Oklahoma-based Chesapeake’s average daily production in the June quarter rose 0.5 percent to 530,000 barrels of oil equivalent per day, but fell short of market expectations of 534,000 barrels, according to analysts at Tudor, Pickering and Holt.
The company’s capital expenses declined 11 percent to $595 million in the quarter, but overshot market expectations of $563 million, at a time when investors are pushing oil producers to boost production at lower costs.
“Given the combination of less EBITDA and higher capital expenditure versus Street expectations, we wouldn’t be surprised if the stock faced some near-term pressure,” analysts at Simmons & Co said.

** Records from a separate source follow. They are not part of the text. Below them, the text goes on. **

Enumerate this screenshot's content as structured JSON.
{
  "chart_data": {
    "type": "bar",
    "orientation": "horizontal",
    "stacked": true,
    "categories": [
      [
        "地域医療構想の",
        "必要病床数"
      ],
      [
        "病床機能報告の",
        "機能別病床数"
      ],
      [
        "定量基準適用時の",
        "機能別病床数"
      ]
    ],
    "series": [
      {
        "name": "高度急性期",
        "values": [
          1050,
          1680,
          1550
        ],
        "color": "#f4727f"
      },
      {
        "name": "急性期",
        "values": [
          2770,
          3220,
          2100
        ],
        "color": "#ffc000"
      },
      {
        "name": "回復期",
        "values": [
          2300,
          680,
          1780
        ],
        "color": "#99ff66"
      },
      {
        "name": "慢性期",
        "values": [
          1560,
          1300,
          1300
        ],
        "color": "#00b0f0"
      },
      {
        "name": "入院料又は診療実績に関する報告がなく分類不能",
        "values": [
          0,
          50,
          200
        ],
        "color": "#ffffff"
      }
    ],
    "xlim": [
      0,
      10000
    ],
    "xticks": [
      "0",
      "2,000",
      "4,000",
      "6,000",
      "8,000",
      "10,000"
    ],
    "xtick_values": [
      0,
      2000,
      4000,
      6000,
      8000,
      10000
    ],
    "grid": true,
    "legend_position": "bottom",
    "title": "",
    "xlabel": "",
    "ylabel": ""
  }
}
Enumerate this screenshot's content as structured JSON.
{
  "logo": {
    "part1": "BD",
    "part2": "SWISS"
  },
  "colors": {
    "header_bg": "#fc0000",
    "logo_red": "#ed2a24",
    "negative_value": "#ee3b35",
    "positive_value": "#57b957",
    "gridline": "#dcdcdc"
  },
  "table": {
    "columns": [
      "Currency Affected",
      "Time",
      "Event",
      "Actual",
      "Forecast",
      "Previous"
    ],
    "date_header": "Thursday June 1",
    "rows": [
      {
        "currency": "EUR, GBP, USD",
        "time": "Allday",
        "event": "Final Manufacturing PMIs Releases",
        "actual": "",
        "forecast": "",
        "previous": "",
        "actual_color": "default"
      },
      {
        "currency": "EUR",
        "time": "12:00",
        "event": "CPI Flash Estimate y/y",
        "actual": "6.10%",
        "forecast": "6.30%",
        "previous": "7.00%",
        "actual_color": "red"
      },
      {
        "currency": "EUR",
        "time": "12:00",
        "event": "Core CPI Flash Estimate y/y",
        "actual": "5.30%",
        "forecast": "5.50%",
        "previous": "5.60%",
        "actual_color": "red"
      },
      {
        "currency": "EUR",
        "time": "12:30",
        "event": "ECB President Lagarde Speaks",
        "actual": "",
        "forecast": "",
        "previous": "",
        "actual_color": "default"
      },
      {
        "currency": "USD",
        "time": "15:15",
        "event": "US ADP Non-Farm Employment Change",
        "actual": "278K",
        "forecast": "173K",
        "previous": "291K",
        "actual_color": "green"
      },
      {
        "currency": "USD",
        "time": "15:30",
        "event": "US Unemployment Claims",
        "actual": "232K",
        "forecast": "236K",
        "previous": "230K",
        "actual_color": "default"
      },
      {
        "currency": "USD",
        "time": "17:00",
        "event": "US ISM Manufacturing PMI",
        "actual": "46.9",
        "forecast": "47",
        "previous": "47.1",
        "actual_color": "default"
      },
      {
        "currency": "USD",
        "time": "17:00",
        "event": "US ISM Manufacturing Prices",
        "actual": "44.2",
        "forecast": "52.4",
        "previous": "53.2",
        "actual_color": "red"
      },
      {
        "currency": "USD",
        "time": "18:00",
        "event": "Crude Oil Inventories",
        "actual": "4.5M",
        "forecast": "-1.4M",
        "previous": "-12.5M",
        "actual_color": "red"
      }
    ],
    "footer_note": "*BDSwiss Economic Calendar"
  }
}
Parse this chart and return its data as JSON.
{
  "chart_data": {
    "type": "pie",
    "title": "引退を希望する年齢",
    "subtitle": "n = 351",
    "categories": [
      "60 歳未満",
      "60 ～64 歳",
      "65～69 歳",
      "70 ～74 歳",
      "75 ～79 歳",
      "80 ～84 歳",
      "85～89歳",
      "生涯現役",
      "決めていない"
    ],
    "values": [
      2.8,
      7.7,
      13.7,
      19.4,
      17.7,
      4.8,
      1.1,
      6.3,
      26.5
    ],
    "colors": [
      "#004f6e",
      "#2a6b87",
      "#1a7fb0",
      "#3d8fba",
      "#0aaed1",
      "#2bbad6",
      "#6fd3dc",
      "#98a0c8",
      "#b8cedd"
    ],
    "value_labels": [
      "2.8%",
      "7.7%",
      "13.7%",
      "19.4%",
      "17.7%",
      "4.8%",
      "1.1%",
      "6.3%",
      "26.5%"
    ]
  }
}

Chesapeake’s adjusted earnings before interest, tax, depreciation and amortization (EBITDA) also came below analysts’ expectations, at $536 million compared with estimates of $566 million.
The company has been shifting to oil from natural gas and focusing on regions such as the Powder River Basin in Wyoming to take advantage of rising crude prices as natural gas prices remained under pressure from record high production.
Gas prices declined about 4 percent in the reported quarter from a year earlier, while oil rose 61 percent in the same period.
“The Powder River Basin is expected to be the main driver of oil and cash flow growth for Chesapeake in the coming years,” analysts at Simmons and Co said.
Chesapeake said last week it would sell its Ohio natural gas acreage to Encino Acquisition Partners for about $2 billion to trim its $9.83 billion debt pile.
“This transaction marks the conclusion of Chesapeake’s strategy of asset sales being the primary driver of debt reduction,” Chief Executive Officer Doug Lawler said in a conference call with analysts.
Lawler said Chesapeake will now shift to more production. The company has been bringing more wells online, as well as testing longer lateral wells in some oilfields.
Net loss available to shareholders was $40 million, or 4 cents per share, in the second quarter ended June, compared with a profit of $470 million, or 47 cents per share, a year earlier.
Excluding items, the company earned 15 cents per share, inline with analysts’ average estimate, according to Thomson Reuters I/B/E/S.
The company’s shares pared losses to be last down 7 percent at $4.37 in late morning trading on Wednesday.